Unguraș (Bálványosváralja) is a commune in Cluj County, Transylvania, Romania. It is composed of five villages: Batin (Bátony), Daroț (Daróc), Sicfa (Székfa), Unguraș, and Valea Ungurașului (Csabaújfalu).

==Geography==
The commune lies on the Transylvanian Plateau, on the banks of the river Bandău, a right tributary of the Someșul Mic. It is located in the northeastern part of the county, on the border with Bistrița-Năsăud County, at a distance of 18 km from the city of Dej and 78 km from the county seat, Cluj-Napoca.

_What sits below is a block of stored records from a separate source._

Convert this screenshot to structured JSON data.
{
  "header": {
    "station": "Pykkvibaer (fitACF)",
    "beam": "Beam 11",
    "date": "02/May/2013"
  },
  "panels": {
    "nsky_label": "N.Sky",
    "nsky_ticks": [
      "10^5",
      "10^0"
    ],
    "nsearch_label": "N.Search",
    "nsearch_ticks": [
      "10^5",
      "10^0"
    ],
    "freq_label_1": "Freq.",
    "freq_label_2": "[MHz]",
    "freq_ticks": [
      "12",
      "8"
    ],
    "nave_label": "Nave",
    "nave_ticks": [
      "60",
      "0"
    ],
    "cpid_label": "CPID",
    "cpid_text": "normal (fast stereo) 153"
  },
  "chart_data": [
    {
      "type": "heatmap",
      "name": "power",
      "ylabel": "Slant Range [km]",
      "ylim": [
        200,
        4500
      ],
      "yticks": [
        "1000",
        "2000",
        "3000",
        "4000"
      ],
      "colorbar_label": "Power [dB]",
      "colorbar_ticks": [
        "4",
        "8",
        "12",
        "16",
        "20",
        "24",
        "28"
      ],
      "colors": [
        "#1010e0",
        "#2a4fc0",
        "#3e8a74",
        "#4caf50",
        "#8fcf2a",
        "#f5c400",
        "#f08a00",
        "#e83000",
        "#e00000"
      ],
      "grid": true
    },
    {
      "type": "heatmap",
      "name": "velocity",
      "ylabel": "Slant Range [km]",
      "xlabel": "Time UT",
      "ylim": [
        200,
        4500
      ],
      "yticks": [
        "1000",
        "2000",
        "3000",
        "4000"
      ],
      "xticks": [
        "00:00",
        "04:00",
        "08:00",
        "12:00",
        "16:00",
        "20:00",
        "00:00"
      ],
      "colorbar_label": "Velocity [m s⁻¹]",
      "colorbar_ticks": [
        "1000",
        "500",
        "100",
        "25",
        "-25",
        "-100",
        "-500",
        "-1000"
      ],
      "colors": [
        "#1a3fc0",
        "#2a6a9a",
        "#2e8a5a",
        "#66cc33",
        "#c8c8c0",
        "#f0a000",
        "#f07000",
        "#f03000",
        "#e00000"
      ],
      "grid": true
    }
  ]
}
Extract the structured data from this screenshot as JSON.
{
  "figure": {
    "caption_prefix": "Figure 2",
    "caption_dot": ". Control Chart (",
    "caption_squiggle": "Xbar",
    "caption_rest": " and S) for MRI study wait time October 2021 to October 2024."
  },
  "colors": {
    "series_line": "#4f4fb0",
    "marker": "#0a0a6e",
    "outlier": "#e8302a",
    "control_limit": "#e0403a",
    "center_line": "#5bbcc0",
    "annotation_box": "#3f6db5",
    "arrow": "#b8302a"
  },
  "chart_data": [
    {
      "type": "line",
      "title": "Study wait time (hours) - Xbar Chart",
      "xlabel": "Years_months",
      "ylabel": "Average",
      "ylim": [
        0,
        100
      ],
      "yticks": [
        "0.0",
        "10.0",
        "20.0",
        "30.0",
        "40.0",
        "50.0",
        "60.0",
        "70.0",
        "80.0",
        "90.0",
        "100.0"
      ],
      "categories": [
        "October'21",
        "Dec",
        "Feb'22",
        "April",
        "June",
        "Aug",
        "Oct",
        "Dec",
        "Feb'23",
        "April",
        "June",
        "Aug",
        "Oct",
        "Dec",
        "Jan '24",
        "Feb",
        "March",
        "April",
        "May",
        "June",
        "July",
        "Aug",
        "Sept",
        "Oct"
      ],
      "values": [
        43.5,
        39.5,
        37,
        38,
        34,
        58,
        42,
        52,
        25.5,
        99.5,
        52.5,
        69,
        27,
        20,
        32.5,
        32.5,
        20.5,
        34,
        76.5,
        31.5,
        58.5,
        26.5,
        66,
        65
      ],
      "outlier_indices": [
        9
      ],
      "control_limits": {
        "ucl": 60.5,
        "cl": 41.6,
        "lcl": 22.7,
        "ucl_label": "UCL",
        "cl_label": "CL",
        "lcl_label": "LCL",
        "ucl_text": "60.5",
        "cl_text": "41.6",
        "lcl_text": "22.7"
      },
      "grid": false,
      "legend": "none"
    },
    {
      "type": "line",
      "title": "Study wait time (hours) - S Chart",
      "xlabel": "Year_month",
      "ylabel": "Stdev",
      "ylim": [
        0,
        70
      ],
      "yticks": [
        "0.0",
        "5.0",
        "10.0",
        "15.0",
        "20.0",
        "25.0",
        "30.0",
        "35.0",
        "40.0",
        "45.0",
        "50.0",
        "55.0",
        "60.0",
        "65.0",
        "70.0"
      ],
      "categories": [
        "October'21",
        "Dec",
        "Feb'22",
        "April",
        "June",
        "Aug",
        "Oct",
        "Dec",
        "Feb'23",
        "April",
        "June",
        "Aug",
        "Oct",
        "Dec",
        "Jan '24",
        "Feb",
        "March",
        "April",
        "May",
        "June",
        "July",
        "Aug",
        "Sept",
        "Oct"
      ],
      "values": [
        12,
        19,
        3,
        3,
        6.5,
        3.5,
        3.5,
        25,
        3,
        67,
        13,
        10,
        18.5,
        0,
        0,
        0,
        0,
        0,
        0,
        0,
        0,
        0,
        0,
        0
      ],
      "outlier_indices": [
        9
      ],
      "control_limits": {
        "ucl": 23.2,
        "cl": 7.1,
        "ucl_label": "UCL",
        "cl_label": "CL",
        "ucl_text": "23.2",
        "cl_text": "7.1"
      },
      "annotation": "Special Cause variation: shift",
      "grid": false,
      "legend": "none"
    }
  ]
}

Unguraș borders the following communes: Braniștea to the north, Nușeni to the east (both in Bistrița-Năsăud County), Sânmartin to the south, and Mintiu Gherlii and Mica to the west (the last three in Cluj County). The commune is crossed by county road DJ161D, which starts in Valea Ungurașului and ends in Dej.

==The Unguraș Fortress==
The Unguraș Fortress was built after the Mongol invasion of 1241–1242, and was first attested in 1269. The ruins of the fortress (listed as monument istoric) are located on top of the nearby Fortress Hill; a small monument has been placed there in 1996.

==Demographics==
At the 2011 census, the commune had 2,777 inhabitants, of which 61.5% were Hungarians, 35.7% Romanians, and 1.5% Roma. At the 2021 census, Unguraș had a population of 2,443; of those, 59.72% were Hungarians, 35.69% Romanians, and 2.37% Roma.